The practice of the first centuries was to elect bishops by popular acclamation of the laity and the clergy, local bishops ratified his election by participation in his consecration or at least by having his name inscribed on their diptychs. The Popes involvement was minimal and passive, but the bishop would pray for the Pope in the canon of the Mass, invoke its twenty-four saints, perhaps adding more according to long held local custom. Out of devotion, filial piety, he himself would either go on pilgrimage or send some of his clergy and leading laymen to the City of the Two Apostles, taking with them their bishop's portion of the Romefeoh or Peter's Pence. At the heart of this relationship the local bishop and the local Church shared the faith of the Bishop of Rome. The role of the Bishop was essentially to be the faithful bearer of tradition. For the most part heresies and aberrations of discipline were dealt with on a local level, first of all by the bishop himself or the metropolitan, or a local synod, brothers corrected brother. Only when this failed, or when there was serious doubt, or the need for an appeal, was there recourse to Rome.
It strikes me that the ideal way of electing a bishop today is by acclamation of the clergy and people. Though he should have an eye to the larger picture a bishop is primarily responsible for the people of his local Church, working in a paternal collaboration with his clergy for the salvation of the souls entrusted to him.

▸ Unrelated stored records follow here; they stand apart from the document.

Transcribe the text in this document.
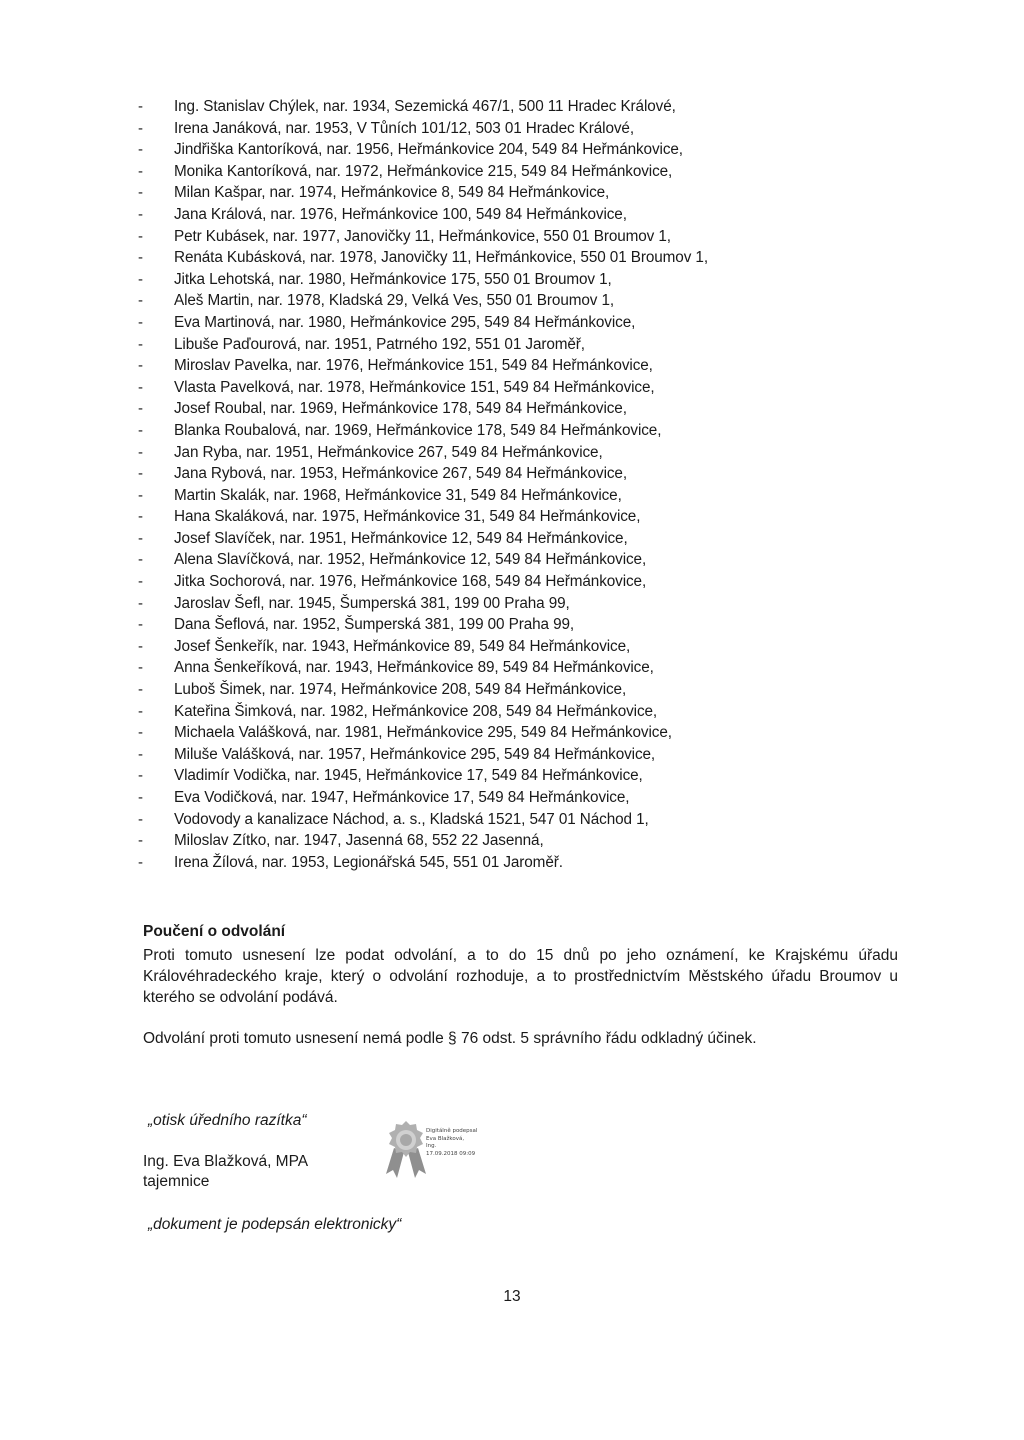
-	Ing. Stanislav Chýlek, nar. 1934, Sezemická 467/1, 500 11 Hradec Králové,
-	Irena Janáková, nar. 1953, V Tůních 101/12, 503 01 Hradec Králové,
-	Jindřiška Kantoríková, nar. 1956, Heřmánkovice 204, 549 84 Heřmánkovice,
-	Monika Kantoríková, nar. 1972, Heřmánkovice 215, 549 84 Heřmánkovice,
-	Milan Kašpar, nar. 1974, Heřmánkovice 8, 549 84 Heřmánkovice,
-	Jana Králová, nar. 1976, Heřmánkovice 100, 549 84 Heřmánkovice,
-	Petr Kubásek, nar. 1977, Janovičky 11, Heřmánkovice, 550 01 Broumov 1,
-	Renáta Kubásková, nar. 1978, Janovičky 11, Heřmánkovice, 550 01 Broumov 1,
-	Jitka Lehotská, nar. 1980, Heřmánkovice 175, 550 01 Broumov 1,
-	Aleš Martin, nar. 1978, Kladská 29, Velká Ves, 550 01 Broumov 1,
-	Eva Martinová, nar. 1980, Heřmánkovice 295, 549 84 Heřmánkovice,
-	Libuše Paďourová, nar. 1951, Patrného 192, 551 01 Jaroměř,
-	Miroslav Pavelka, nar. 1976, Heřmánkovice 151, 549 84 Heřmánkovice,
-	Vlasta Pavelková, nar. 1978, Heřmánkovice 151, 549 84 Heřmánkovice,
-	Josef Roubal, nar. 1969, Heřmánkovice 178, 549 84 Heřmánkovice,
-	Blanka Roubalová, nar. 1969, Heřmánkovice 178, 549 84 Heřmánkovice,
-	Jan Ryba, nar. 1951, Heřmánkovice 267, 549 84 Heřmánkovice,
-	Jana Rybová, nar. 1953, Heřmánkovice 267, 549 84 Heřmánkovice,
-	Martin Skalák, nar. 1968, Heřmánkovice 31, 549 84 Heřmánkovice,
-	Hana Skaláková, nar. 1975, Heřmánkovice 31, 549 84 Heřmánkovice,
-	Josef Slavíček, nar. 1951, Heřmánkovice 12, 549 84 Heřmánkovice,
-	Alena Slavíčková, nar. 1952, Heřmánkovice 12, 549 84 Heřmánkovice,
-	Jitka Sochorová, nar. 1976, Heřmánkovice 168, 549 84 Heřmánkovice,
-	Jaroslav Šefl, nar. 1945, Šumperská 381, 199 00 Praha 99,
-	Dana Šeflová, nar. 1952, Šumperská 381, 199 00 Praha 99,
-	Josef Šenkeřík, nar. 1943, Heřmánkovice 89, 549 84 Heřmánkovice,
-	Anna Šenkeříková, nar. 1943, Heřmánkovice 89, 549 84 Heřmánkovice,
-	Luboš Šimek, nar. 1974, Heřmánkovice 208, 549 84 Heřmánkovice,
-	Kateřina Šimková, nar. 1982, Heřmánkovice 208, 549 84 Heřmánkovice,
-	Michaela Valášková, nar. 1981, Heřmánkovice 295, 549 84 Heřmánkovice,
-	Miluše Valášková, nar. 1957, Heřmánkovice 295, 549 84 Heřmánkovice,
-	Vladimír Vodička, nar. 1945, Heřmánkovice 17, 549 84 Heřmánkovice,
-	Eva Vodičková, nar. 1947, Heřmánkovice 17, 549 84 Heřmánkovice,
-	Vodovody a kanalizace Náchod, a. s., Kladská 1521, 547 01 Náchod 1,
-	Miloslav Zítko, nar. 1947, Jasenná 68, 552 22 Jasenná,
-	Irena Žílová, nar. 1953, Legionářská 545, 551 01 Jaroměř.

Poučení o odvolání

Proti tomuto usnesení lze podat odvolání, a to do 15 dnů po jeho oznámení, ke Krajskému úřadu Královéhradeckého kraje, který o odvolání rozhoduje, a to prostřednictvím Městského úřadu Broumov u kterého se odvolání podává.

Odvolání proti tomuto usnesení nemá podle § 76 odst. 5 správního řádu odkladný účinek.

„otisk úředního razítka“

Ing. Eva Blažková, MPA

tajemnice

„dokument je podepsán elektronicky“

Digitálně podepsal
Eva Blažková,
Ing.
17.09.2018 09:09

13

This is wonderful in theory of course but imagine the type of disaster that we would have today if the local church actually did elect its bishop. First of all the break down in catechises has meant that no-one is quite sure what exactly the Catholic or Christian faith is. The chaos that we see in some parts of the Church, for example, the toleration of the Archbishop Bathersby of Brisbane for twenty-four years of invalid baptisms and the open altar of Sr Mary's, the extraordinarily odd liturgies in the diocese of Linz, confusion over the divinity and uniqueness of Christ in much of India, the breakdown of marriage and teaching on sexuality in much of Europe, the diversity of understandings of theology and practice in the US, ranging from Fabian Bruskewitz to Roger, Cardinal Mahony and even in England we see the evident tensions between the doctrines of the Roman Church and what we see on the ground.